Experiments on mice showed that they creates their own natural endogenous capsaicins when they were subjected to pain.

These compounds were later identified as a series of fatty acids called oxidized linoleic acid metabolites (OLAMs) -- metabolises from the linoleic acid that is found naturally in the body.

Dr Hargreaves and his colleages have now developed two new classes of painkillers using drugs that either block the synthesis of OLAMs or antibodies that inactivate them.

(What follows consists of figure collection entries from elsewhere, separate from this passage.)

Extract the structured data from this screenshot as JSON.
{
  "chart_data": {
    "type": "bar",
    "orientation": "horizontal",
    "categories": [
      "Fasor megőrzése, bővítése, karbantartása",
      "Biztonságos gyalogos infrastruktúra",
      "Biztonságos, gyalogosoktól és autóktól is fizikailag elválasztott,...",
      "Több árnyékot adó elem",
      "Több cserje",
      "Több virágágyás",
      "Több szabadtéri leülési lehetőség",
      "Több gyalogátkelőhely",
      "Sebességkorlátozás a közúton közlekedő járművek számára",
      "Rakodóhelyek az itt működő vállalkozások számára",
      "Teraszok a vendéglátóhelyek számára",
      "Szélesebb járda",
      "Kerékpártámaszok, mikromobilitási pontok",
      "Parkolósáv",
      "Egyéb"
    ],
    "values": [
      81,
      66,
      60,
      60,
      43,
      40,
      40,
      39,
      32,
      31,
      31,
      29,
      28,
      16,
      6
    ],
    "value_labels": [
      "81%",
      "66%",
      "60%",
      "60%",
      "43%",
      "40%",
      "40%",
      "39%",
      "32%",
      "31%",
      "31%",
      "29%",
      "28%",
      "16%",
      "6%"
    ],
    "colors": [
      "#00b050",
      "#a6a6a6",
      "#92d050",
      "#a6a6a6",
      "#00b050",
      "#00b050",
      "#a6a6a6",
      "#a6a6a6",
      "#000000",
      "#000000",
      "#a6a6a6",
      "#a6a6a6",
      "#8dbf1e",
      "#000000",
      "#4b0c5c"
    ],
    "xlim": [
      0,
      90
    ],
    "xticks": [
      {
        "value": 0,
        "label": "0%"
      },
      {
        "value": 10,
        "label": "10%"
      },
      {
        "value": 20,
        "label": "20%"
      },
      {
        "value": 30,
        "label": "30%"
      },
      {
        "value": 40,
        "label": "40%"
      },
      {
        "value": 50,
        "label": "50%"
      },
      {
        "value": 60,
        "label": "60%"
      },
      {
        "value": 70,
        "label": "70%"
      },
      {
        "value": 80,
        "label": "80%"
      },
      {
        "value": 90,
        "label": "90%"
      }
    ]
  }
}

With the right drug delivery technology, these new painkillers have the potential to deal with pain at its source -- in contrast to opiates that must travel to the brain to be effective.

Crucially, these novel analgesics have none of the addictive potential of opiates.

"This is a major breakthrough in understanding the mechanisms of pain and how to more effectively treat it," Dr Hargreaves said.

"These data demonstrate, for the first time, that OLAMs constitute a new family of naturally occurring capsaicin-like agents, and may explain the role of these substances in many pain conditions."

"This hypothesis suggests that agents blocking either the production or action of these substances could lead to new therapies and pharmacological interventions for various inflammatory diseases and pain disorders such as arthritis, fibromyalgia and others, including pain associated with cancer."